Background Cerebral small vessel disease (SVD) has gained prominence worldwide as a major factor for cognitive impairment seen in dementia. Micro infracts causing elusive changes in cognitive function clinically will not get diagnosed are found to be the main risk factor for SVD. We were interested in creating micro infarcts rather than a severe insult to replicate small vessel damage, so we opted for Intra cerebroventricular (ICV) bilateral stereotaxic injection of endothelin‐1 (ET‐1) into lateral ventricles.

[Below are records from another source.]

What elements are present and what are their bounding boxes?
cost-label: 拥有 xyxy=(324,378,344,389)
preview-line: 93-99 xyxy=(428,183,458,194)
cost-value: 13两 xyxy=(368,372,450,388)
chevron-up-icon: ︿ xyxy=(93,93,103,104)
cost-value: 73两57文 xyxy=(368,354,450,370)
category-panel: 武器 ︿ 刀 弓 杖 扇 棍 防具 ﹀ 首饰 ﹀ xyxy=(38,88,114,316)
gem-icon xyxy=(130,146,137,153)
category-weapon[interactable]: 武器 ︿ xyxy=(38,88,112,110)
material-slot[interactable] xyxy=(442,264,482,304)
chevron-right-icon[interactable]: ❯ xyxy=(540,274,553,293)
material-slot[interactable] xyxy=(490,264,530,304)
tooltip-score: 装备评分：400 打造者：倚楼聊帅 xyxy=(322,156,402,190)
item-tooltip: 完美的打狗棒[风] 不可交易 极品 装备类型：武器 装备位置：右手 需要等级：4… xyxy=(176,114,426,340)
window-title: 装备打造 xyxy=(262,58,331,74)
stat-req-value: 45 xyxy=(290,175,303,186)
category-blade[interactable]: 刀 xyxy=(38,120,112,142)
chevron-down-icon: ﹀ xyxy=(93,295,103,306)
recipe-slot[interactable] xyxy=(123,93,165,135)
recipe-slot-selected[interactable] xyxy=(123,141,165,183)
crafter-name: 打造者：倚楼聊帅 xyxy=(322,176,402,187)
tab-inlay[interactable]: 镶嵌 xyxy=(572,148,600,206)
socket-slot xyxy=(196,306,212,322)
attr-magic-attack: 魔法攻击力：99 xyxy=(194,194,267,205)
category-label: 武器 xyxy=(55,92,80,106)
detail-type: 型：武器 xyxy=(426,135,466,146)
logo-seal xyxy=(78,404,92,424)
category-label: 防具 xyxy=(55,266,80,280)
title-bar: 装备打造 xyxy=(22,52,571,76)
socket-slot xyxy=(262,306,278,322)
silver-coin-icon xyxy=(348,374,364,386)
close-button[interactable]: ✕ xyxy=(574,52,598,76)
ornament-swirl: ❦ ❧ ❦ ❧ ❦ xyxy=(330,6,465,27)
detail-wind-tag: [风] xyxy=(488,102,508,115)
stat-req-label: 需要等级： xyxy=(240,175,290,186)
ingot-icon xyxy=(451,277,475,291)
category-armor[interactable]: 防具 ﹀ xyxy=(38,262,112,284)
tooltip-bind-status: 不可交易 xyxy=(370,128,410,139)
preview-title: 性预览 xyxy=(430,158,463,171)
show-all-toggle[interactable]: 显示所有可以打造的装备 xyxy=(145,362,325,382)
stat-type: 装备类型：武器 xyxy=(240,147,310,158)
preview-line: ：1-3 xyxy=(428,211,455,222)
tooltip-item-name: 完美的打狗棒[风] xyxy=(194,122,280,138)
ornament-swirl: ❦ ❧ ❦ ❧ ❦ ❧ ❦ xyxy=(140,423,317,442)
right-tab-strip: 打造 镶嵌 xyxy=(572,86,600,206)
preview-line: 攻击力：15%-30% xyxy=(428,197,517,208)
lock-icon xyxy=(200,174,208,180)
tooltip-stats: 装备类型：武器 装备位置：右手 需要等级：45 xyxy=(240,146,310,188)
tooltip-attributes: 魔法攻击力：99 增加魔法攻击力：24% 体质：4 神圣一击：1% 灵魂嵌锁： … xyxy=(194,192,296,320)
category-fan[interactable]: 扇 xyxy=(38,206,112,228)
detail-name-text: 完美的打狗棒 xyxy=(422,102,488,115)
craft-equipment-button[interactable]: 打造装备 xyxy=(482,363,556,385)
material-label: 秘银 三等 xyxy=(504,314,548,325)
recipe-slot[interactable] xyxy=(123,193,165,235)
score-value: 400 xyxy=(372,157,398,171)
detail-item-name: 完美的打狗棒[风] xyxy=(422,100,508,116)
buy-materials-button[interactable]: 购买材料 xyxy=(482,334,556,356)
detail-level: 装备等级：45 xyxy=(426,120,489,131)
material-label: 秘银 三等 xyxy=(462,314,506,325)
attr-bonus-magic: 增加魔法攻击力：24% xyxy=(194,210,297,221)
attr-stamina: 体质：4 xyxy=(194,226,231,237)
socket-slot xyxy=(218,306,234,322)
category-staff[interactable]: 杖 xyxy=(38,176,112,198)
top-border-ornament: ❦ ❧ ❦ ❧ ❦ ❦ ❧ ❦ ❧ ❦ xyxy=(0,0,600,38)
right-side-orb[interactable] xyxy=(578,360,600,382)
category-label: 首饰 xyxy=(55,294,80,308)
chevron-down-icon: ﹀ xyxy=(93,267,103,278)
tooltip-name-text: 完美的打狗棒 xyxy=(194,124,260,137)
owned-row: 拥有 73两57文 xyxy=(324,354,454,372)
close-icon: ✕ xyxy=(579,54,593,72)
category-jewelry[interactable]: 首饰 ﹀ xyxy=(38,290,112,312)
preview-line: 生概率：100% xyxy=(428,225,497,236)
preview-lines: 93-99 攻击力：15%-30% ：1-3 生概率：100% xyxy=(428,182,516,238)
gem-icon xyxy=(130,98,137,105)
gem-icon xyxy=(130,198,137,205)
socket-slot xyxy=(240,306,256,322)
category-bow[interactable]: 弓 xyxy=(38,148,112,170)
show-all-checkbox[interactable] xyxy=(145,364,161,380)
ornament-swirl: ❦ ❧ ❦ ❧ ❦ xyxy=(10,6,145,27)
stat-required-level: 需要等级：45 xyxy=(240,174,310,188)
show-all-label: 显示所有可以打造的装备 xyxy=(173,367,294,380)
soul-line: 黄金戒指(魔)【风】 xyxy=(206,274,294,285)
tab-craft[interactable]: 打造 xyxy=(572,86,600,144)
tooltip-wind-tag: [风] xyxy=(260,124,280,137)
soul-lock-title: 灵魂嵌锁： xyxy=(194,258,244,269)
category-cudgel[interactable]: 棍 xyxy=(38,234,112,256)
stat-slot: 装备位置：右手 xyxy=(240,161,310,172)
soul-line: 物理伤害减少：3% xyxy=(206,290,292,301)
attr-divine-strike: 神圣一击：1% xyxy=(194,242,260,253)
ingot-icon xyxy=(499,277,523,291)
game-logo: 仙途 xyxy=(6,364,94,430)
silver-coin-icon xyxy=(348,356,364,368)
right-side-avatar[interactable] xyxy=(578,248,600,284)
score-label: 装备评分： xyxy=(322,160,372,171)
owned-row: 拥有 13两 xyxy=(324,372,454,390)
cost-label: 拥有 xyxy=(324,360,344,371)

Sub cortical injections of ET‐1 in brain has been used in many studies to accomplish long lasting vasoconstriction and gradual reperfusion causing lesion. Therefore, we tried to overcome this by injecting into lateral ventricles allowing it to spread through cerebrospinal fluid. Method ET‐1 (Endothelin‐ 1) a 21 amino acid vasoconstricting peptide was injected bilaterally into lateral ventricles of C57 mice. Some animals were injected unilaterally to see whether there are any motor deficits. Expression of CD31, a marker of endothelial cells was done by immunohistochemistry to assess vasoconstriction. Contextual fear conditioning, object recognition and Morris water maze task was performed to examine associative learning and spatial memory deficits. Gait and rotarod was performed to examine if there are any motor deficits. Synaptic plasticity was evaluated as activity dependent protein translation was measured in synaptoneurosomes prepared from hippocampus. Result The obstruction in cerebral blood flow due to vasoconstriction caused by ET‐1 injection leads to deficits in associative learning and spatial memory after 7 days. There was no change in gait or rotarod performance indicating no effect on motor function. However, the behavioral dysfunction was temporary and reversed after 30 days of ET‐1 treatment once the blood flow was restored. These changes were demonstrated as drop in the activity dependent protein translation after 7 days of ET‐1 injection and raise after 30 days of treatment as it is an indicator for synaptic plasticity. Conclusion Bilateral injection of ET‐1 leads to prominent associative and spatial memory deficit and decline in activity dependent protein translation in hippocampus. Still these defects are reversible once the blood flow is restored. Unilateral injection of ET‐1 did not show any motor dysfunction.